The Commerce Department reported a $57.8 billion gap with the rest of the world, up 1.2 per cent from the upwardly revised $57.1 billion September figure. Economists polled by Thomson IFR Markets had expected a small increase to $57 billion from the originally reported $56.5 billion September deficit.
Imports were up 1per cent to $199.5 billion. Oil imports by barrel rose 6.3 per cent in October, but the dollar value rose 12.4 per cent as the price of imported oil hit a record $72.49.
US demand for non-petroleum imports actually fell fractionally as the economy slowed and the weakening dollar raised import prices. The non-petroleum trade deficit fell to $38.5 billion, its lowest level since March 2004.

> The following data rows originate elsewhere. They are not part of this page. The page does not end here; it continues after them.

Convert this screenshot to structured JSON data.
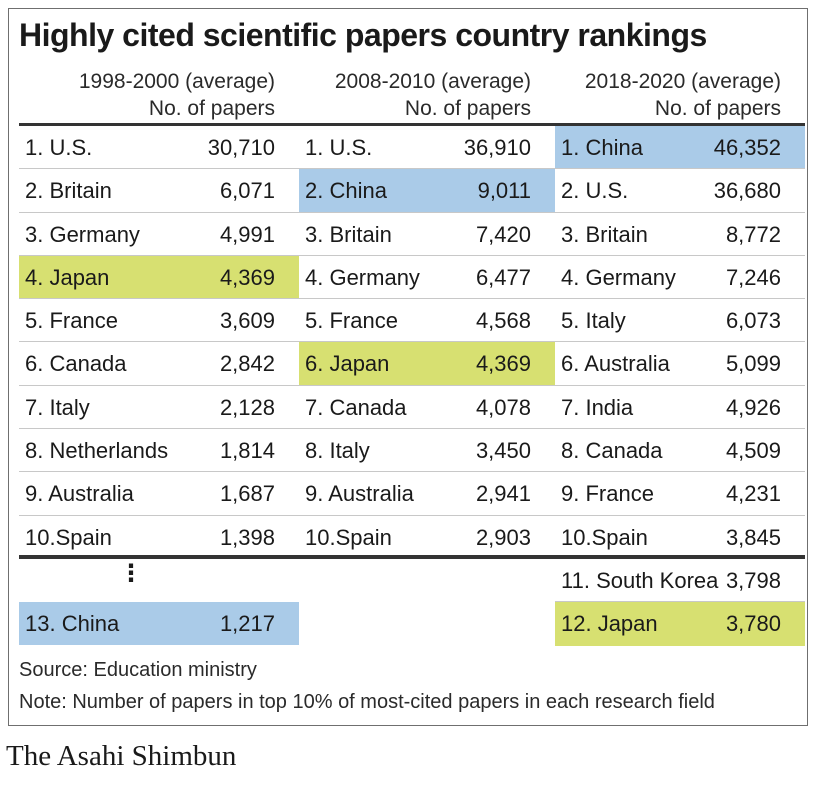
{
  "chart_data": {
    "type": "table",
    "title": "Highly cited scientific papers country rankings",
    "columns": [
      {
        "period": "1998-2000 (average)",
        "unit": "No. of papers",
        "rows": [
          {
            "rank_label": "1. U.S.",
            "value": "30,710"
          },
          {
            "rank_label": "2. Britain",
            "value": "6,071"
          },
          {
            "rank_label": "3. Germany",
            "value": "4,991"
          },
          {
            "rank_label": "4. Japan",
            "value": "4,369",
            "highlight": "japan"
          },
          {
            "rank_label": "5. France",
            "value": "3,609"
          },
          {
            "rank_label": "6. Canada",
            "value": "2,842"
          },
          {
            "rank_label": "7. Italy",
            "value": "2,128"
          },
          {
            "rank_label": "8. Netherlands",
            "value": "1,814"
          },
          {
            "rank_label": "9. Australia",
            "value": "1,687"
          },
          {
            "rank_label": "10.Spain",
            "value": "1,398"
          }
        ],
        "ellipsis": "⋮",
        "extra_rows": [
          {
            "rank_label": "13. China",
            "value": "1,217",
            "highlight": "china"
          }
        ]
      },
      {
        "period": "2008-2010 (average)",
        "unit": "No. of papers",
        "rows": [
          {
            "rank_label": "1. U.S.",
            "value": "36,910"
          },
          {
            "rank_label": "2. China",
            "value": "9,011",
            "highlight": "china"
          },
          {
            "rank_label": "3. Britain",
            "value": "7,420"
          },
          {
            "rank_label": "4. Germany",
            "value": "6,477"
          },
          {
            "rank_label": "5. France",
            "value": "4,568"
          },
          {
            "rank_label": "6. Japan",
            "value": "4,369",
            "highlight": "japan"
          },
          {
            "rank_label": "7. Canada",
            "value": "4,078"
          },
          {
            "rank_label": "8. Italy",
            "value": "3,450"
          },
          {
            "rank_label": "9. Australia",
            "value": "2,941"
          },
          {
            "rank_label": "10.Spain",
            "value": "2,903"
          }
        ],
        "extra_rows": []
      },
      {
        "period": "2018-2020 (average)",
        "unit": "No. of papers",
        "rows": [
          {
            "rank_label": "1. China",
            "value": "46,352",
            "highlight": "china"
          },
          {
            "rank_label": "2. U.S.",
            "value": "36,680"
          },
          {
            "rank_label": "3. Britain",
            "value": "8,772"
          },
          {
            "rank_label": "4. Germany",
            "value": "7,246"
          },
          {
            "rank_label": "5. Italy",
            "value": "6,073"
          },
          {
            "rank_label": "6. Australia",
            "value": "5,099"
          },
          {
            "rank_label": "7. India",
            "value": "4,926"
          },
          {
            "rank_label": "8. Canada",
            "value": "4,509"
          },
          {
            "rank_label": "9. France",
            "value": "4,231"
          },
          {
            "rank_label": "10.Spain",
            "value": "3,845"
          }
        ],
        "extra_rows": [
          {
            "rank_label": "11. South Korea",
            "value": "3,798"
          },
          {
            "rank_label": "12. Japan",
            "value": "3,780",
            "highlight": "japan"
          }
        ]
      }
    ],
    "highlight_colors": {
      "japan": "#d7e071",
      "china": "#aacbe8"
    }
  },
  "source": "Source: Education ministry",
  "note": "Note: Number of papers in top 10% of most-cited papers in each research field",
  "credit": "The Asahi Shimbun"
}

Auto imports rose just $72 million while imports of business equipment and agricultural products were down for the month.
October exports rose 0.9 per cent to $141.7 billion. Capital goods exports were the prime factor, up $1.3 billion to a record $39.2 billion and led by civilian aircraft as is usually the case.
Surprisingly, given the global increase in food prices, US agricultural exports fell half a billion dollars.
The politically sensitive trade deficit with China accounted for 45 per cent of the total US trade deficit in October, rising 9.1 per cent to $25.9 billion. The US also had a record $7.5 billion trade deficit with Mexico.